煉獄でも生ぬるい。そう物語る眼に、装儀は息を呑む。
『く、くそ、痴女ごときにこの私が怯えるモノかーッ!!』
装儀の右腕が伸ばされて、漆黒の剣になる。
ただの剣ではない。“干渉制御”“重量増加”“毒性蓄積”“熱量増加”。異能の限りを尽くして放たれる腕は。
――チンッ
『は――?』
ただ一度の鍔鳴りの音によって、落とされた。
『なに、が?』
「刀を抜いて、切って、納めただけだよ」
『そんな、バカな! 異能による呪詛で象られたこの身は人にあらず! 人間の数倍の視力を以て見えんだとォッ?!』
狼狽して、叫ぶ装儀に、しかし未知は応えない。
ただ大きく刀を振りかぶり、極寒の瞳で装儀を見下す。
『は、ははは、良いだろう、切りたければ切れば良い! だが必ず、第二第三の私が現れて――』
「もう、あなたは現れないよ☆――【祈願】」
『なに?』
「言ったよね。一分一秒たりとも、生き存えることは許さない☆よ♪ って――【現想】」
『だ、だからどうしたというのだ?!』
未知とて、考えなかったわけではない。
どうせ幾つも保険を残しているのだろう。
だったら、どうすれば正解なのか。そんなものは決まっている。
「縁よ絶て、【境界遮断・鏡刀臨界】」
サムライ巫女モードは、理外の力に特化されたモードだ。
剣撃は妖魔を容易く浄化させ、霊体さえ消滅させ、“縁”すら遮断する。
その側面は今ここに強調され、未知の望む結果を引き寄せる。
即ち。
「この一撃は、あなたと繋がった、同じ質の存在全てを消滅させる」
『そ、れは、まさか!』
「もう、復活は許さないんだからね! 彼の世で懺悔しなきゃ、ぷんぷんなんだから!」
『そんな、こんな、ふざけた痴女に、露出狂の年増に!!』
「とっ、年増っていうな! 露出狂でも痴女でもないけどね?! ――【成就】!!」
装儀は咄嗟に、背を向けて逃げようとする。
だが、あんまりな光景を前にして、装儀は一つ失念していた。
『ひ、ひぁ、く、来るな、来るなァァァ――』
先ほどまで、その一撃は――彼の目では捉えることが出来なかったという事実に。
「成☆敗」
『――ァアアアアアアアアアアアアアアアアアアアッ!?!?!!』
瑠璃色の閃光。
断末魔の絶叫。
研ぎ澄まされた斬撃は、装儀の身体を真っ二つに斬り分けて――その身体を、黒い粒子に変えて消滅させた。
同時に、サムライ巫女の神直感が捉えていた複数の“邪悪な気配”が掻き消える。

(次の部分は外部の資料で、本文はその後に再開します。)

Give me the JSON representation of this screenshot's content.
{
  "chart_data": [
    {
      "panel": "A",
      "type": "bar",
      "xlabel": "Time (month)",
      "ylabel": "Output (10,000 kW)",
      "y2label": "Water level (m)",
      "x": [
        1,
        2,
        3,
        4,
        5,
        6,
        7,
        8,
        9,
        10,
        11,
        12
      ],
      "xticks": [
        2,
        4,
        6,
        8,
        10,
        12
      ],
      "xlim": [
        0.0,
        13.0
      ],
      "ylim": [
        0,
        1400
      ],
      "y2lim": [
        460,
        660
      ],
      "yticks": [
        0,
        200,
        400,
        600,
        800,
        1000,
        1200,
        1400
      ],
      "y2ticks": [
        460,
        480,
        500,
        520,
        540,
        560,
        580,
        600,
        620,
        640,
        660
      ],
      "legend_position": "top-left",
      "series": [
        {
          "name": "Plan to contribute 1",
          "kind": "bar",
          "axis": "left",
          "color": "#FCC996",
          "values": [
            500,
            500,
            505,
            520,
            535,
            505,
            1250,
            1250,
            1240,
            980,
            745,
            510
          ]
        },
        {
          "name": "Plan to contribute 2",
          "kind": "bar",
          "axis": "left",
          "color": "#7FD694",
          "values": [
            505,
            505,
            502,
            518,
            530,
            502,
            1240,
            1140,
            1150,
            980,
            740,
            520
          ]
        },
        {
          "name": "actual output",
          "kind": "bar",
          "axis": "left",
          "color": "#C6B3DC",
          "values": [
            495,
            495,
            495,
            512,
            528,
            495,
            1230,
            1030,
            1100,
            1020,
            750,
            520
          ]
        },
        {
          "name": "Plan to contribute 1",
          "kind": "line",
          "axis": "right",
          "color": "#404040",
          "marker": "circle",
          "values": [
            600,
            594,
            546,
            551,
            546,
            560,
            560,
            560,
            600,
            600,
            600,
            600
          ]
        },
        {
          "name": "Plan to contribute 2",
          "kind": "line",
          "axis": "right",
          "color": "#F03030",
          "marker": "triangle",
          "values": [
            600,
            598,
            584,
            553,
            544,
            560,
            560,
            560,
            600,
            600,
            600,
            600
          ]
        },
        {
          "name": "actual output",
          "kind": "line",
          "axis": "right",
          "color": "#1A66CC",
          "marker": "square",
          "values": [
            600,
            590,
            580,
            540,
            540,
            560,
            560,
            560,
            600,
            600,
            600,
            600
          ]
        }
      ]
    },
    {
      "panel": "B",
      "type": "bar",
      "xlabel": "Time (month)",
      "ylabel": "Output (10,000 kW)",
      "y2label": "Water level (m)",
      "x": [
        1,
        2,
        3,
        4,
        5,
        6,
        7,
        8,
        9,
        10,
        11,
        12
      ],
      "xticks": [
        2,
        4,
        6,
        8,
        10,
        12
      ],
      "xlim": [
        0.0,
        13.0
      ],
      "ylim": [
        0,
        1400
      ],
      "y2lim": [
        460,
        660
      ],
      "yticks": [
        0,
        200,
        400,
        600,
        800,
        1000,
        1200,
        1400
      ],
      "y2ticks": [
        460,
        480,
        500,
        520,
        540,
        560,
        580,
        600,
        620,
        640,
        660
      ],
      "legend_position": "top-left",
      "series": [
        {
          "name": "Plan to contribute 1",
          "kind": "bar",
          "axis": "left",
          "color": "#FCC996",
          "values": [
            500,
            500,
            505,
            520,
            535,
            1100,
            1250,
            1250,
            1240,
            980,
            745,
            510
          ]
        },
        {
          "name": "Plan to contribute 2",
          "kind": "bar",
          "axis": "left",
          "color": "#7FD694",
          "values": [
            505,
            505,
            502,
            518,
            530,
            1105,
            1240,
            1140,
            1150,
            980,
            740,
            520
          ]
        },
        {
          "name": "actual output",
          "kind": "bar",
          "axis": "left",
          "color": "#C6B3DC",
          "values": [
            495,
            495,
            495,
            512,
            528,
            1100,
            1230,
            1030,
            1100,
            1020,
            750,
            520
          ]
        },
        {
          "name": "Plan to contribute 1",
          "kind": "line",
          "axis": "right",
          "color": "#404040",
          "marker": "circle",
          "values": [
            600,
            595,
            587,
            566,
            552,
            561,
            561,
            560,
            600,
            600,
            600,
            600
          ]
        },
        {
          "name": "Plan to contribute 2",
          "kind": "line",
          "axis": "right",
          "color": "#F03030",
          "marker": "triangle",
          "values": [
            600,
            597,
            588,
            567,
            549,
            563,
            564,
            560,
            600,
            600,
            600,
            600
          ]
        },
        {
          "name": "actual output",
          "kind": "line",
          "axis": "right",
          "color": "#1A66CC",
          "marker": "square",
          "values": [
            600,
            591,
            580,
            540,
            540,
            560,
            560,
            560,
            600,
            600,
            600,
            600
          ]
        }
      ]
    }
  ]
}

縁として繋がった同じ質の呪い。笠宮装儀の魂の欠片が、縁を伝って消滅した気配だ。
「これにて、魔法少女のお裁き閉廷♪ 今日も愛と正義に乾杯よ☆」
誰の目にも入らない、廃墟の一室。
誰も見ていない中で取らされた恥ずかしいポーズ。
そのどうしようもない状況に、未知は無言で目元を拭うのであった。